En dernier lieu, l’approche contextuelle (golden rule) : lorsque la loi recèle des ambiguïtés,
c’est-à-dire lorsque le résultat de l’interprétation littérale peut déboucher sur une contradiction ou
une absurdité, le juge peut donner aux mots employés par le législateur une signification autre que
leur sens littéral, de manière à donner à la loi une compréhension moins absurde ou moins
rebutante. Pour ce faire, il doit rechercher l’intention du législateur en considérant l’ensemble des
dispositions de la loi.

§ 3. La coutume

La coutume, on se rappelle, était la source principale de droit en Angleterre avant la conquête


normande. Après cette conquête, la common law produite par les juges royaux va progressivement
prendre sa place. L’application de la coutume fut dès lors contrôlée. C’est ainsi que la coutume ne
pouvait être invoquée que si elle était immémoriale, raisonnable, certaine, localisée, bénéfique à
ceux l’invoquent…
Si avec ce contrôle son champ d’application s’est considérablement réduit, la coutume n’a pas
complètement disparu du paysage juridique anglais. Elle subsiste dans certains domaines comme
le droit commercial où elle a été codifiée, le droit maritime, le droit du travail, le droit de la presse
et les terres communes.

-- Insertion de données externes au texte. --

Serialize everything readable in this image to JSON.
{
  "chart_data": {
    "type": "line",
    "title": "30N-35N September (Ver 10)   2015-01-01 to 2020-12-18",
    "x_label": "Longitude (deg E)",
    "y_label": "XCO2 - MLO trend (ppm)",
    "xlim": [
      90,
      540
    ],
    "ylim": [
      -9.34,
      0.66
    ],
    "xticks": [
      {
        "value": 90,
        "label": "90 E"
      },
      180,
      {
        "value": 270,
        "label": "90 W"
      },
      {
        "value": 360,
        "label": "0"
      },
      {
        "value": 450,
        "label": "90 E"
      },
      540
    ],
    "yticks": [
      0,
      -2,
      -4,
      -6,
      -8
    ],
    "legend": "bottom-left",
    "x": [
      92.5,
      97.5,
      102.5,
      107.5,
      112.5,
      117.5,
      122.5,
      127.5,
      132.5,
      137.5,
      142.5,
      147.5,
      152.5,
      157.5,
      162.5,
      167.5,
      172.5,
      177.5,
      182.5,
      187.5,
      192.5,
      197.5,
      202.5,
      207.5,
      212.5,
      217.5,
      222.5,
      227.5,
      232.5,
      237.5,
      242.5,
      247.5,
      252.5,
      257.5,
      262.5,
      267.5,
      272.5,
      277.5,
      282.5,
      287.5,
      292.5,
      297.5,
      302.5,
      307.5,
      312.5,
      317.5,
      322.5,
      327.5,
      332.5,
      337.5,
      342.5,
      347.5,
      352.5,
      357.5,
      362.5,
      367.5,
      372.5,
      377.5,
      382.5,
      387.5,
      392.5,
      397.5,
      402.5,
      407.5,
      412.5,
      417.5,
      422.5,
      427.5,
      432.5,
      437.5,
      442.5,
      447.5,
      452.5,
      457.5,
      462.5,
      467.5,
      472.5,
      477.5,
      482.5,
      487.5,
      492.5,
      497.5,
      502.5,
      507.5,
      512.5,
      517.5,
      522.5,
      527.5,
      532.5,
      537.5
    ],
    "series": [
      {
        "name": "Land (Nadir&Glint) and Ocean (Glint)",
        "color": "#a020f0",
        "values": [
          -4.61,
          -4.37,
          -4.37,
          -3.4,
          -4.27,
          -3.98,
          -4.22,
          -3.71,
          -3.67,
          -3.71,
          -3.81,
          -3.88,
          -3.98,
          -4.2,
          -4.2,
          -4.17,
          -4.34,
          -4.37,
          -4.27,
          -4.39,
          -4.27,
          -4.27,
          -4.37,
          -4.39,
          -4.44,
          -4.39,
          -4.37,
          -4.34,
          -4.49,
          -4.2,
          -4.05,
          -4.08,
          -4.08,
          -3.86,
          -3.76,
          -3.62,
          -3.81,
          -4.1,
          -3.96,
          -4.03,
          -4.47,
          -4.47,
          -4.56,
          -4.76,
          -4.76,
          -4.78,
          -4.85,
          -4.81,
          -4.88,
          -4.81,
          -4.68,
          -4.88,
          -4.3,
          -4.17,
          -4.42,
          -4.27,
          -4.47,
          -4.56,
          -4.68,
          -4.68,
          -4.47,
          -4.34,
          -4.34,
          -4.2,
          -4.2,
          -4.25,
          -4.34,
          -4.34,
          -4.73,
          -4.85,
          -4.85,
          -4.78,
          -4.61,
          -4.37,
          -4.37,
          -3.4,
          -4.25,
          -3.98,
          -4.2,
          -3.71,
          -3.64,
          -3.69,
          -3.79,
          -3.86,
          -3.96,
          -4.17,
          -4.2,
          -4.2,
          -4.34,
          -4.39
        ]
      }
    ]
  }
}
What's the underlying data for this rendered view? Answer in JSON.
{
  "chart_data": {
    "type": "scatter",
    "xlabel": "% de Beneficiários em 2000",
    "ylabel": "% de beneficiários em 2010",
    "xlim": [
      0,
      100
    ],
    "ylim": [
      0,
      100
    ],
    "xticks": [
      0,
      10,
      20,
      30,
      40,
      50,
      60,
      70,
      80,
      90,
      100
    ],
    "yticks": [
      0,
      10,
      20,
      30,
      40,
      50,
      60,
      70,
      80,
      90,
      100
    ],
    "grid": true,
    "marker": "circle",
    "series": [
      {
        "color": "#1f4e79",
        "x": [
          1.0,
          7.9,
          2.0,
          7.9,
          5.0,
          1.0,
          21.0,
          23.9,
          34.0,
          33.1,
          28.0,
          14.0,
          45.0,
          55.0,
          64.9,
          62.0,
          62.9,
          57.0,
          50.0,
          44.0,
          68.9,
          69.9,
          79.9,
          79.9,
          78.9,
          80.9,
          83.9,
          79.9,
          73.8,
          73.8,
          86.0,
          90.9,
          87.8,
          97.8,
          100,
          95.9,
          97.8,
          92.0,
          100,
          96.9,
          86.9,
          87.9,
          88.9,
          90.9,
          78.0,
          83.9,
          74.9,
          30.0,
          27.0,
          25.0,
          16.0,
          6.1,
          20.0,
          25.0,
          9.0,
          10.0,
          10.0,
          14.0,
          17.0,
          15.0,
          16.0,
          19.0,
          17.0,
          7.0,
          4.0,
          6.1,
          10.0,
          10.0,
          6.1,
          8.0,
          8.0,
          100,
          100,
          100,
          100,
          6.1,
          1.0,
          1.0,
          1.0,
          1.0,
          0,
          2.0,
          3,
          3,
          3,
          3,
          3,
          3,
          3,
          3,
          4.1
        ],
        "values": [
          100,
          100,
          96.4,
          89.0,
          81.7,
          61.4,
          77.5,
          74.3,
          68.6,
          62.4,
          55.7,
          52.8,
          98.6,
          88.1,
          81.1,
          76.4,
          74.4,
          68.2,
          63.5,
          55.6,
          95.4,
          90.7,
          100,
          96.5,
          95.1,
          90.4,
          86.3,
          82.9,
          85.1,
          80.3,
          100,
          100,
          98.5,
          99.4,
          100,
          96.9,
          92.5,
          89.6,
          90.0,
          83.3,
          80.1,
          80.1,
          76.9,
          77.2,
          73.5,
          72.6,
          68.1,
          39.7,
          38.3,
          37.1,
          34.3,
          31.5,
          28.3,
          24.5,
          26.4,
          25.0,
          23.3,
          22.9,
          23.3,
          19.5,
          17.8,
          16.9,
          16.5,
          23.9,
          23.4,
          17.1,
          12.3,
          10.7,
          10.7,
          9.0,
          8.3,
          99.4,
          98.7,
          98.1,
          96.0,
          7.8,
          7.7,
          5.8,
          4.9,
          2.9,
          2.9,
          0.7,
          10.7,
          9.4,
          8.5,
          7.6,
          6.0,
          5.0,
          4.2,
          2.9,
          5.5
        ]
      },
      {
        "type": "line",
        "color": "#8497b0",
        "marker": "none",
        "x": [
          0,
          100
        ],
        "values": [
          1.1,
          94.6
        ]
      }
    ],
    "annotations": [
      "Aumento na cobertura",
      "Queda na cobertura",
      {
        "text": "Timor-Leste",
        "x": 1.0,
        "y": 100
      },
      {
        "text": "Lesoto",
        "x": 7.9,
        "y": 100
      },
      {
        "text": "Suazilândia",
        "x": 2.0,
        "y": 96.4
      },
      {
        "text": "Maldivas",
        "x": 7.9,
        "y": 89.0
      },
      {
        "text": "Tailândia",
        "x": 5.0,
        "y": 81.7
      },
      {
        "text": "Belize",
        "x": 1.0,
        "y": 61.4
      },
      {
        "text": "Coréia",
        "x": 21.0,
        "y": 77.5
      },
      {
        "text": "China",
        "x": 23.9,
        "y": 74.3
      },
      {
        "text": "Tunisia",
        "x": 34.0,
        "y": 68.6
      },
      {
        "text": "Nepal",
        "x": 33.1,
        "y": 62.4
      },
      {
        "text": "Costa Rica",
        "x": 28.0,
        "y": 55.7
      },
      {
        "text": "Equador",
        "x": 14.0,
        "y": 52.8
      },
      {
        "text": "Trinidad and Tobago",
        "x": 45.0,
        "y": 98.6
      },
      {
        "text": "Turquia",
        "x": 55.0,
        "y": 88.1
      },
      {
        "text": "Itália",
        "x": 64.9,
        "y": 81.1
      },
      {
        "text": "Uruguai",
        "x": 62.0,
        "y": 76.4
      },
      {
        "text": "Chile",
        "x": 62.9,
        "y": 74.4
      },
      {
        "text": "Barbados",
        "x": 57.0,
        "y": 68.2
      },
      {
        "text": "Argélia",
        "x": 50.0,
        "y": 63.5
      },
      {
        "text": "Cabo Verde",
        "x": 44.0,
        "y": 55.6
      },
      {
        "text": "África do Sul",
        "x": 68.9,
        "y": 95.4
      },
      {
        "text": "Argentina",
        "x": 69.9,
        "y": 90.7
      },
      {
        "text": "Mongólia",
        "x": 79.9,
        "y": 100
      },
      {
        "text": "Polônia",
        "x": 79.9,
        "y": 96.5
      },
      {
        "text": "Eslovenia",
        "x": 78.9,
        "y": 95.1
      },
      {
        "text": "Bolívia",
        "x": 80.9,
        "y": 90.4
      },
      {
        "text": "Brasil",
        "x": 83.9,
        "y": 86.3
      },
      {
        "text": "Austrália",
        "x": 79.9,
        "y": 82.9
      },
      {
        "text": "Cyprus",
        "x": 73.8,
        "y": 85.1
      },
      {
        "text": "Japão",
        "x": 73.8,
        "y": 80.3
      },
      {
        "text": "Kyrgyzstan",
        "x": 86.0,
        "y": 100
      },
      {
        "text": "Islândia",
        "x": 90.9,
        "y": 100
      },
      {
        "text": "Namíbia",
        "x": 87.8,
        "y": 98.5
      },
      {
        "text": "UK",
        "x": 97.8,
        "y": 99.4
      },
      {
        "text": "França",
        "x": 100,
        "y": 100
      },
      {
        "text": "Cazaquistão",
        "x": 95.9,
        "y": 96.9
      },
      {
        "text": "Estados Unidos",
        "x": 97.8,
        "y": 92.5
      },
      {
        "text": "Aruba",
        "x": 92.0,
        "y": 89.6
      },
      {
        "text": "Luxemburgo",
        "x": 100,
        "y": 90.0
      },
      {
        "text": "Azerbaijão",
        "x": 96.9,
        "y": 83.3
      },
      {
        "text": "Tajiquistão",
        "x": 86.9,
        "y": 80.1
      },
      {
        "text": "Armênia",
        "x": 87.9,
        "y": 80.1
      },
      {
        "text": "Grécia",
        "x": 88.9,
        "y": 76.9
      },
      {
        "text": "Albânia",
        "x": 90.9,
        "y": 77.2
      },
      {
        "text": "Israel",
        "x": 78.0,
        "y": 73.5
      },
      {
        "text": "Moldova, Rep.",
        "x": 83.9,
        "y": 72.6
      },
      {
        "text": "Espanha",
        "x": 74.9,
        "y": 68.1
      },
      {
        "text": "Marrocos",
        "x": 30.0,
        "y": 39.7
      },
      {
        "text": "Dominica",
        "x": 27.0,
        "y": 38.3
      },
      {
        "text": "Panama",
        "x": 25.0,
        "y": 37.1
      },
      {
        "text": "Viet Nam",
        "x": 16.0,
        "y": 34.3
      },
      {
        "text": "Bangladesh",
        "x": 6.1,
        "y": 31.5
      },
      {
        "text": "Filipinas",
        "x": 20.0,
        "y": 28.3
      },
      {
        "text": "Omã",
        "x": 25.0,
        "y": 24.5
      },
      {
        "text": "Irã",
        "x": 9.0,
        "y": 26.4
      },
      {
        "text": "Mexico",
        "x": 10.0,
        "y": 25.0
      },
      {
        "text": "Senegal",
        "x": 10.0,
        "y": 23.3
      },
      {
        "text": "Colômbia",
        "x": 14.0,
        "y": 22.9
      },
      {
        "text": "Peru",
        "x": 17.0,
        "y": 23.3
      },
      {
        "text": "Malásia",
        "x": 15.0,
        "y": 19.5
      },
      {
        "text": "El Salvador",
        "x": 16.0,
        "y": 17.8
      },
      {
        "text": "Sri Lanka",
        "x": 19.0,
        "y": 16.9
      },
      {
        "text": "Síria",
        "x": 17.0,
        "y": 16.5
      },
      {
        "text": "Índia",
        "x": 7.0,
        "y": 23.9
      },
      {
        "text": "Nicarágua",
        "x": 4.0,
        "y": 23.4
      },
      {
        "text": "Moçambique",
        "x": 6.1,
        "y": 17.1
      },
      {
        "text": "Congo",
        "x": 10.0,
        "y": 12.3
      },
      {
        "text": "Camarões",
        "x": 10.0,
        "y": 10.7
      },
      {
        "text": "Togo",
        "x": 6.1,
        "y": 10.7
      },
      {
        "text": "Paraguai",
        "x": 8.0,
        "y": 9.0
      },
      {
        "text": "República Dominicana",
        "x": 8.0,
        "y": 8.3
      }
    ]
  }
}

Mais même dans ces matières, la coutume a une place subsidiaire et doit
s’effacer face à la loi ou au précédent.

§ 4. La doctrine

La doctrine peut se définir comme les travaux et les écrits consacrés au droit par les spécialistes
du droit. Le droit anglais a été secrété par la pratique ; il n’a pas été comme le droit romaniste
l’œuvre des universitaires. La doctrine, dans ces conditions, a été sous-estimée comme source de
droit en Angleterre. On aurait cependant tort de négliger sa place comme source de droit. En effet,
certains ouvrages sont qualifiés en Angleterre de books of authority dotés, selon le professeur Réné
David (Grands système de droit contemporains, n° 356, p. 443), d’une autorité comparable à celle
de notre loi. Ces ouvrages, qui peuvent être considérés comme des sources de droit, sont cités

25
fréquemment dans les décisions anglaises. En outre, depuis le 19 siècle, les common lawers
reçoivent de plus en plus une formation universitaire. Le rôle de la doctrine s’est ainsi accru et les
ouvrages servent souvent soit de point de départ au travail du juge, soit d'incitant à son travail de
réflexion.

§ 5. La raison

L’appel à la raison pour compléter le droit est une constante aussi bien en Angleterre que dans les
pays de droit romaniste. La raison joue cependant un rôle particulier en droit anglais du fait du
caractère casuistique de ce droit. En effet, ce caractère laisse subsister les lacunes qui sont
comblées par la raison, reconnue à ce titre, comme une source subsidiaire. A une certaine époque
du droit anglais (15 siècle), la raison a même été reconnue comme une source primordiale de droit
par certains juges dont le célèbre juge Coke qui affirmait que « la raison est la vie du droit, en
vérité la common law n’est rien d’autre que la raison ».
Le rôle de la raison comme source de droit est de rechercher, dans les cas où il n’existe ni
précédent, ni loi, ni coutume, la solution qui est en accord avec les règles existantes et qui est
conforme aux exigences de justice et de sécurité. Le travail de raison consiste donc à dégager les
principes généraux des règles existantes.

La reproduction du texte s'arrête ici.